Caterpillar and Bean: A First Science Storybook
“The book aims to be truly helpful, including an index of topics, and a recipe for growing your own bean plant.”
This very handsome first science book is part of a welcome trend in publishing toward nonfiction for the earliest readers. Written by Martin Jenkins, a conservation biologist in England with simple, clear prose that explains how a bean plant grows from a “small, and hard and purple brown—crack in the ground,” to maturity. It is nourished by “the rain splashing down,” and we watch it evolve, learn how the skin spits and “there’s something white poking out: a root.”
Someone has overseen a book with just the right touch in the illustrations by Hannah Tolson, an English artist. They’re well designed, graphic, colorful, understandable and pleasing, and work beautifully with the text. It’s a world we feel good to be in, good to be learning about.
Then, there’s another development.“Something’s been busy. I wonder what.” It turns out the growing bean plant has a visitor. A caterpillar who easts the leaves! “There’s hardly a leaf left on the poor plant.
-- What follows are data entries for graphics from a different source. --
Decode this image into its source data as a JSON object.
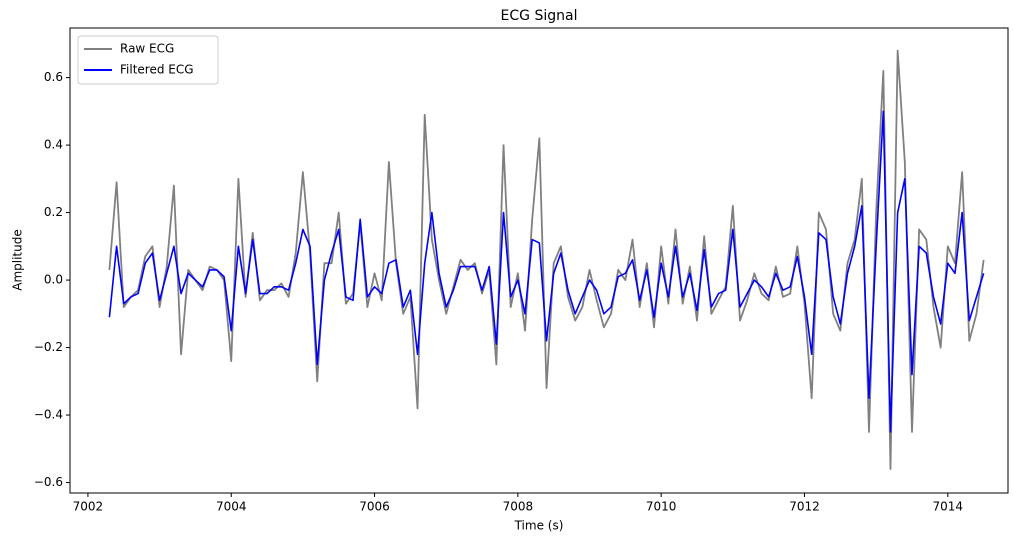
{
  "chart_data": {
    "type": "line",
    "title": "ECG Signal",
    "x_label": "Time (s)",
    "y_label": "Amplitude",
    "x": [
      7002.3,
      7002.4,
      7002.5,
      7002.6,
      7002.7,
      7002.8,
      7002.9,
      7003.0,
      7003.1,
      7003.2,
      7003.3,
      7003.4,
      7003.5,
      7003.6,
      7003.7,
      7003.8,
      7003.9,
      7004.0,
      7004.1,
      7004.2,
      7004.3,
      7004.4,
      7004.5,
      7004.6,
      7004.7,
      7004.8,
      7004.9,
      7005.0,
      7005.1,
      7005.2,
      7005.3,
      7005.4,
      7005.5,
      7005.6,
      7005.7,
      7005.8,
      7005.9,
      7006.0,
      7006.1,
      7006.2,
      7006.3,
      7006.4,
      7006.5,
      7006.6,
      7006.7,
      7006.8,
      7006.9,
      7007.0,
      7007.1,
      7007.2,
      7007.3,
      7007.4,
      7007.5,
      7007.6,
      7007.7,
      7007.8,
      7007.9,
      7008.0,
      7008.1,
      7008.2,
      7008.3,
      7008.4,
      7008.5,
      7008.6,
      7008.7,
      7008.8,
      7008.9,
      7009.0,
      7009.1,
      7009.2,
      7009.3,
      7009.4,
      7009.5,
      7009.6,
      7009.7,
      7009.8,
      7009.9,
      7010.0,
      7010.1,
      7010.2,
      7010.3,
      7010.4,
      7010.5,
      7010.6,
      7010.7,
      7010.8,
      7010.9,
      7011.0,
      7011.1,
      7011.2,
      7011.3,
      7011.4,
      7011.5,
      7011.6,
      7011.7,
      7011.8,
      7011.9,
      7012.0,
      7012.1,
      7012.2,
      7012.3,
      7012.4,
      7012.5,
      7012.6,
      7012.7,
      7012.8,
      7012.9,
      7013.0,
      7013.1,
      7013.2,
      7013.3,
      7013.4,
      7013.5,
      7013.6,
      7013.7,
      7013.8,
      7013.9,
      7014.0,
      7014.1,
      7014.2,
      7014.3,
      7014.4,
      7014.5
    ],
    "series": [
      {
        "name": "Raw ECG",
        "color": "#808080",
        "values": [
          0.03,
          0.29,
          -0.08,
          -0.05,
          -0.03,
          0.07,
          0.1,
          -0.08,
          0.04,
          0.28,
          -0.22,
          0.03,
          0.0,
          -0.03,
          0.04,
          0.03,
          0.0,
          -0.24,
          0.3,
          -0.05,
          0.14,
          -0.06,
          -0.03,
          -0.03,
          -0.01,
          -0.05,
          0.08,
          0.32,
          0.08,
          -0.3,
          0.05,
          0.05,
          0.2,
          -0.07,
          -0.04,
          0.17,
          -0.08,
          0.02,
          -0.06,
          0.35,
          0.05,
          -0.1,
          -0.05,
          -0.38,
          0.49,
          0.12,
          0.0,
          -0.1,
          -0.02,
          0.06,
          0.03,
          0.05,
          -0.04,
          0.03,
          -0.25,
          0.4,
          -0.08,
          0.02,
          -0.15,
          0.18,
          0.42,
          -0.32,
          0.05,
          0.1,
          -0.05,
          -0.12,
          -0.08,
          0.03,
          -0.06,
          -0.14,
          -0.1,
          0.03,
          0.0,
          0.12,
          -0.08,
          0.05,
          -0.14,
          0.1,
          -0.07,
          0.15,
          -0.07,
          0.04,
          -0.12,
          0.13,
          -0.1,
          -0.06,
          -0.02,
          0.22,
          -0.12,
          -0.06,
          0.02,
          -0.04,
          -0.06,
          0.04,
          -0.05,
          -0.04,
          0.1,
          -0.07,
          -0.35,
          0.2,
          0.15,
          -0.1,
          -0.15,
          0.05,
          0.12,
          0.3,
          -0.45,
          0.2,
          0.62,
          -0.56,
          0.68,
          0.35,
          -0.45,
          0.15,
          0.12,
          -0.08,
          -0.2,
          0.1,
          0.05,
          0.32,
          -0.18,
          -0.1,
          0.06
        ]
      },
      {
        "name": "Filtered ECG",
        "color": "#0000ff",
        "values": [
          -0.11,
          0.1,
          -0.07,
          -0.05,
          -0.04,
          0.05,
          0.08,
          -0.06,
          0.02,
          0.1,
          -0.04,
          0.02,
          0.0,
          -0.02,
          0.03,
          0.03,
          0.01,
          -0.15,
          0.1,
          -0.04,
          0.12,
          -0.04,
          -0.04,
          -0.02,
          -0.02,
          -0.03,
          0.05,
          0.15,
          0.1,
          -0.25,
          0.0,
          0.08,
          0.15,
          -0.05,
          -0.06,
          0.18,
          -0.05,
          -0.02,
          -0.04,
          0.05,
          0.06,
          -0.08,
          -0.03,
          -0.22,
          0.05,
          0.2,
          0.02,
          -0.08,
          -0.03,
          0.04,
          0.04,
          0.04,
          -0.03,
          0.04,
          -0.19,
          0.2,
          -0.05,
          0.0,
          -0.1,
          0.12,
          0.11,
          -0.18,
          0.02,
          0.08,
          -0.03,
          -0.1,
          -0.05,
          0.0,
          -0.03,
          -0.1,
          -0.08,
          0.01,
          0.02,
          0.06,
          -0.06,
          0.03,
          -0.11,
          0.05,
          -0.05,
          0.1,
          -0.05,
          0.02,
          -0.09,
          0.09,
          -0.08,
          -0.04,
          -0.03,
          0.15,
          -0.08,
          -0.04,
          0.0,
          -0.02,
          -0.05,
          0.02,
          -0.03,
          -0.02,
          0.07,
          -0.05,
          -0.22,
          0.14,
          0.12,
          -0.05,
          -0.13,
          0.02,
          0.1,
          0.22,
          -0.35,
          0.1,
          0.5,
          -0.45,
          0.2,
          0.3,
          -0.28,
          0.1,
          0.08,
          -0.05,
          -0.13,
          0.05,
          0.02,
          0.2,
          -0.12,
          -0.05,
          0.02
        ]
      }
    ],
    "xlim": [
      7001.75,
      7014.84
    ],
    "ylim": [
      -0.631,
      0.747
    ],
    "xticks": [
      7002,
      7004,
      7006,
      7008,
      7010,
      7012,
      7014
    ],
    "yticks": [
      {
        "value": -0.6,
        "label": "−0.6"
      },
      {
        "value": -0.4,
        "label": "−0.4"
      },
      {
        "value": -0.2,
        "label": "−0.2"
      },
      {
        "value": 0,
        "label": "0.0"
      },
      0.2,
      0.4,
      0.6
    ],
    "legend": "upper left"
  }
}
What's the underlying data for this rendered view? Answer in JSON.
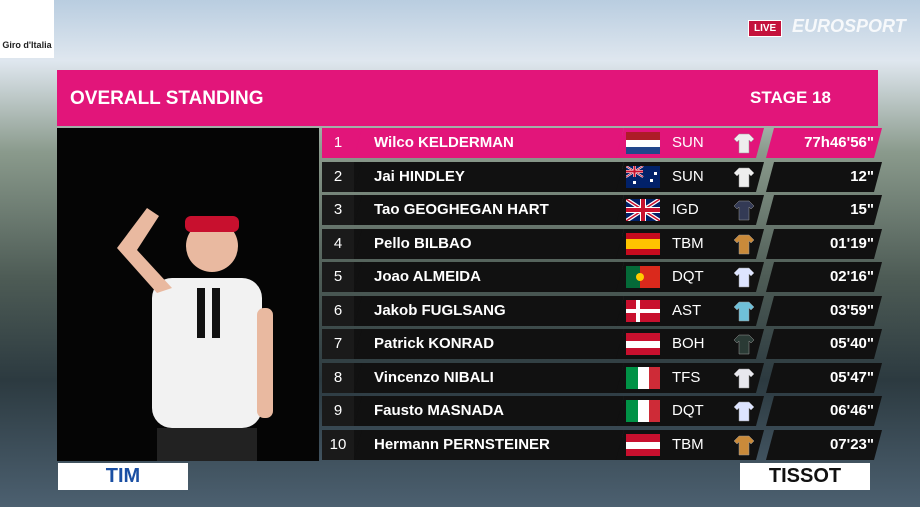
{
  "broadcast": {
    "race_logo": "Giro d'Italia",
    "live": "LIVE",
    "channel": "EUROSPORT"
  },
  "header": {
    "title": "OVERALL STANDING",
    "stage": "STAGE 18"
  },
  "table": {
    "rows": [
      {
        "rank": 1,
        "rider": "Wilco KELDERMAN",
        "team": "SUN",
        "time": "77h46'56\""
      },
      {
        "rank": 2,
        "rider": "Jai HINDLEY",
        "team": "SUN",
        "time": "12\""
      },
      {
        "rank": 3,
        "rider": "Tao GEOGHEGAN HART",
        "team": "IGD",
        "time": "15\""
      },
      {
        "rank": 4,
        "rider": "Pello BILBAO",
        "team": "TBM",
        "time": "01'19\""
      },
      {
        "rank": 5,
        "rider": "Joao ALMEIDA",
        "team": "DQT",
        "time": "02'16\""
      },
      {
        "rank": 6,
        "rider": "Jakob FUGLSANG",
        "team": "AST",
        "time": "03'59\""
      },
      {
        "rank": 7,
        "rider": "Patrick KONRAD",
        "team": "BOH",
        "time": "05'40\""
      },
      {
        "rank": 8,
        "rider": "Vincenzo NIBALI",
        "team": "TFS",
        "time": "05'47\""
      },
      {
        "rank": 9,
        "rider": "Fausto MASNADA",
        "team": "DQT",
        "time": "06'46\""
      },
      {
        "rank": 10,
        "rider": "Hermann PERNSTEINER",
        "team": "TBM",
        "time": "07'23\""
      }
    ]
  },
  "sponsors": {
    "left": "TIM",
    "right": "TISSOT"
  }
}
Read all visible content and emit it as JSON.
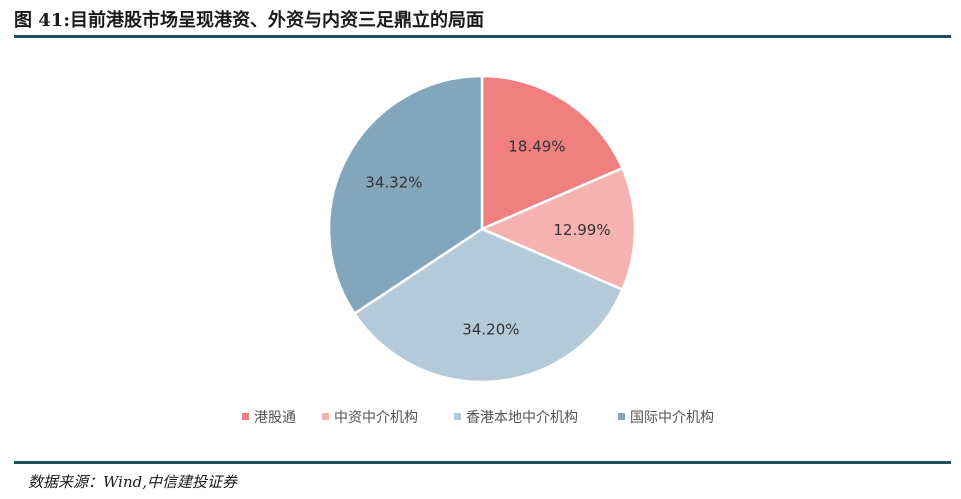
{
  "header": {
    "title": "图 41:目前港股市场呈现港资、外资与内资三足鼎立的局面"
  },
  "footer": {
    "source": "数据来源：Wind,中信建投证券"
  },
  "colors": {
    "accent_rule": "#1f4e5f"
  },
  "chart_data": {
    "type": "pie",
    "title": "",
    "slices": [
      {
        "label": "港股通",
        "value": 18.49,
        "display": "18.49%",
        "color": "#f08080"
      },
      {
        "label": "中资中介机构",
        "value": 12.99,
        "display": "12.99%",
        "color": "#f5b2b0"
      },
      {
        "label": "香港本地中介机构",
        "value": 34.2,
        "display": "34.20%",
        "color": "#b5cad8"
      },
      {
        "label": "国际中介机构",
        "value": 34.32,
        "display": "34.32%",
        "color": "#84a6bc"
      }
    ],
    "legend_position": "bottom",
    "start_angle": "12 o'clock",
    "direction": "clockwise"
  }
}
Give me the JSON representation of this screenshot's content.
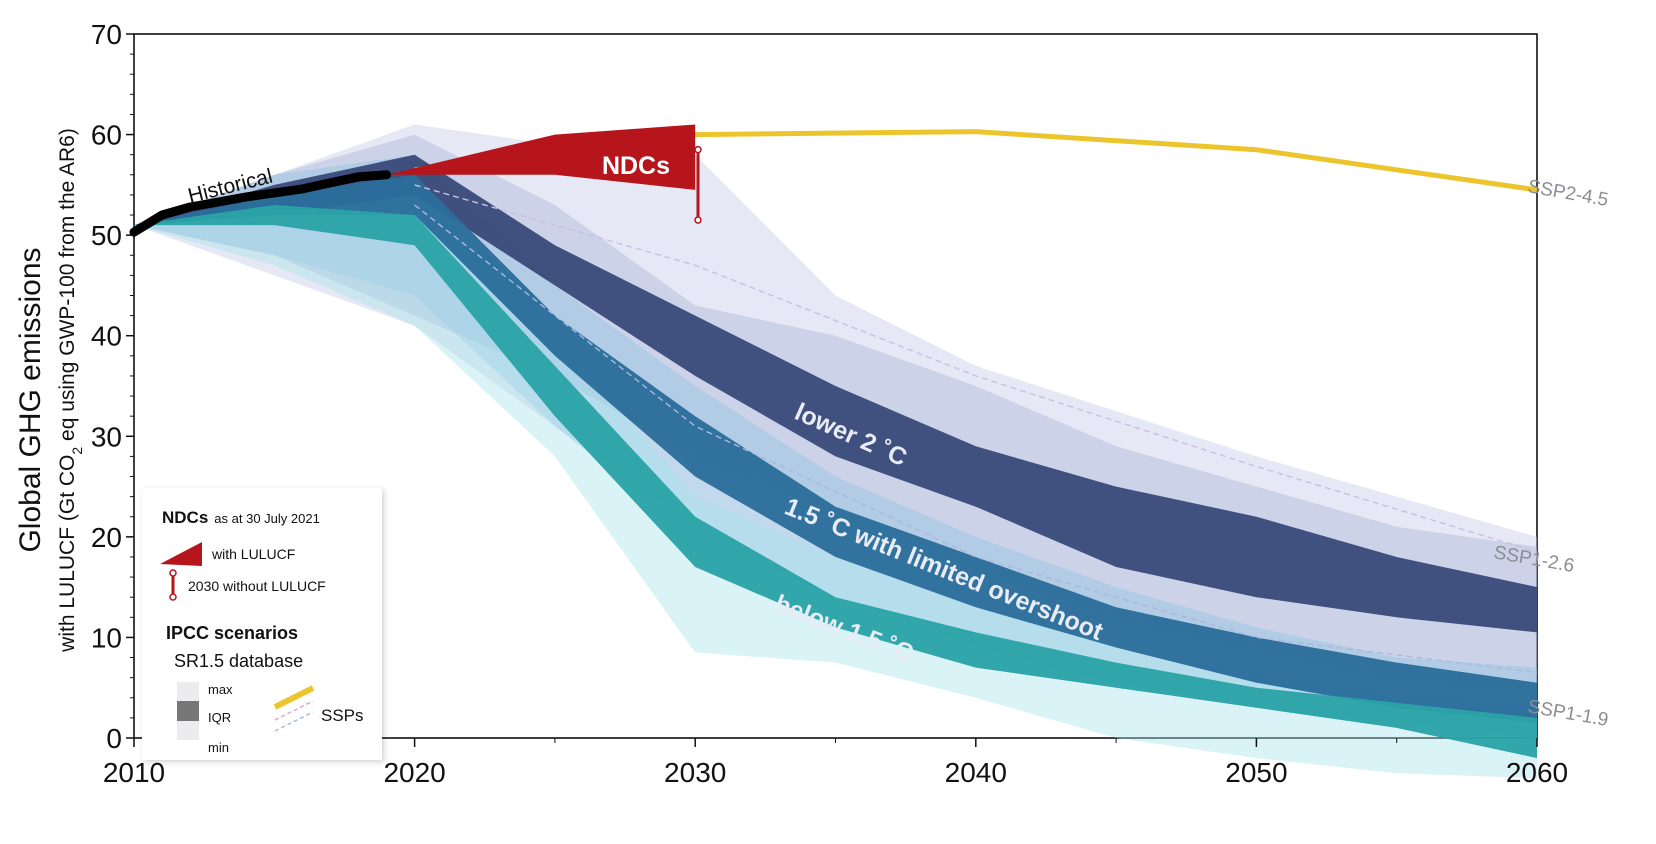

Do you think it’s going to be OK?” Naturally, we follow the development of the caterpillar into a chrysalis and then the cycle reinvents itself when the butterfly lays her eggs, maybe on another bean plant. The book aims to be truly helpful, including an index of topics, and a recipe for growing your own bean plant.
There are follow-up questions, too.
The front matter guides parents and teachers to the concepts in the book and offers some expansion of what’s discussed in the text for curious children. The book has intrinsic value but this is no dry, academic look at the natural world. It is bound to reach some children and even turn their heads toward perhaps considering science as something to pursue in their own lives.